Moving the UseKRaft feature gate to beta or GA serves mainly the following objectives:

  • Signify the progress of the KRaft implementation and improvements in production-readiness.
  • Simplify running KRaft clusters by eliminating the need to enable any feature gate.

Proposed changes

Apart from the change to the feature gate status itself, this proposal also includes several other changes.

CRD changes

KRaft is usable only with the use of KafkaNodePool custom resources that configure the number of replicas and storage configuration. As part of promoting the UseKRaft feature gate to beta stage, we will make the following fields in the Kafka custom resource optional instead of required:

  • .spec.kafka.replicas
  • .spec.kafka.storage

In addition, the KRaft clusters do not need the ZooKeeper configuration. So the .spec.zookeeper section will be made optional as well.
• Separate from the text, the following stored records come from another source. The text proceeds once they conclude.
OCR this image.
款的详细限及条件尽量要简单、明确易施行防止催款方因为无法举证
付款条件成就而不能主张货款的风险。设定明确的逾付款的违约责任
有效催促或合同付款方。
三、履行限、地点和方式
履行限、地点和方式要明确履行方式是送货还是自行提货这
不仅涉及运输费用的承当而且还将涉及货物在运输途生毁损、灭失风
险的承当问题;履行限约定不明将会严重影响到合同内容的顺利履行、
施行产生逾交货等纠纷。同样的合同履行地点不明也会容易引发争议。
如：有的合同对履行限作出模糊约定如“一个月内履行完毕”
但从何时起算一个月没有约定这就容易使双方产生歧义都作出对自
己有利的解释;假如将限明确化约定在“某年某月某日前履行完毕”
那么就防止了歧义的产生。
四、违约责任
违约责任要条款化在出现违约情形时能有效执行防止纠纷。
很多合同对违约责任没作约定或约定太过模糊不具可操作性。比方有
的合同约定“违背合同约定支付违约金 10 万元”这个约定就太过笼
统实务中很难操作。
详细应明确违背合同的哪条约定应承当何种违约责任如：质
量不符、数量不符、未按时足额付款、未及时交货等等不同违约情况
For ZooKeeper-based Kafka clusters, the validation of these fields will be done inside the Strimzi operator. Additionally, CEL validation rules will be considered as they might allow us to do additional validation on the Kubernetes level. The validation will check if the cluster is ZooKeeper-based and in that case require the fields mentioned above.

For Kafka clusters using the node pools, a warning will be raised by the operator when the ignored .spec.kafka.replicas and .spec.kafka.storage fields are used. For KRaft-based clusters, a warning will be raised when .spec.zookeeper section is used.

Safety check for existing clusters

For existing clusters, a safety check will be implemented to prevent users from switching existing ZooKeeper-based clusters to Kraft-based cluster (or vice-versa) by mistake. This check will use the .status.kafkaMetadataState field in the Kafka custom resource to prevent any unintentional switching between ZooKeeper-based and Kraft-based clusters. Switching cluster management modes must be performed through a migration process. This field is already defined in Strimzi Proposal #59 - ZooKeeper to KRaft migration. The check will compare the desired cluster type with existing type and if they do not match, it will throw an exception and end the reconciliation. It will be implemented as part of the migration work if it is shipped in Strimzi 0.40.0. Or separately if the migration is postponed to Strimzi 0.41.0.

Examples

The existing examples will be updated. We will also change the structure of the examples in the following way

  • The file examples/kafka/nodepools/kafka.yaml will be moved to examples/kafka/kafka-with-nodepools.yaml
  • The examples/kafka/nodepools/ directory with the remaining files will be renamed to examples/kafka/kraft/

Other changes

The unit, integration, and system tests as well as the documentation will be updated to be in sync with this proposal as well.

Affected projects

This proposal affects only the Strimzi Cluster Operator.

Backwards compatibility

This proposal has no impact on backwards compatibility.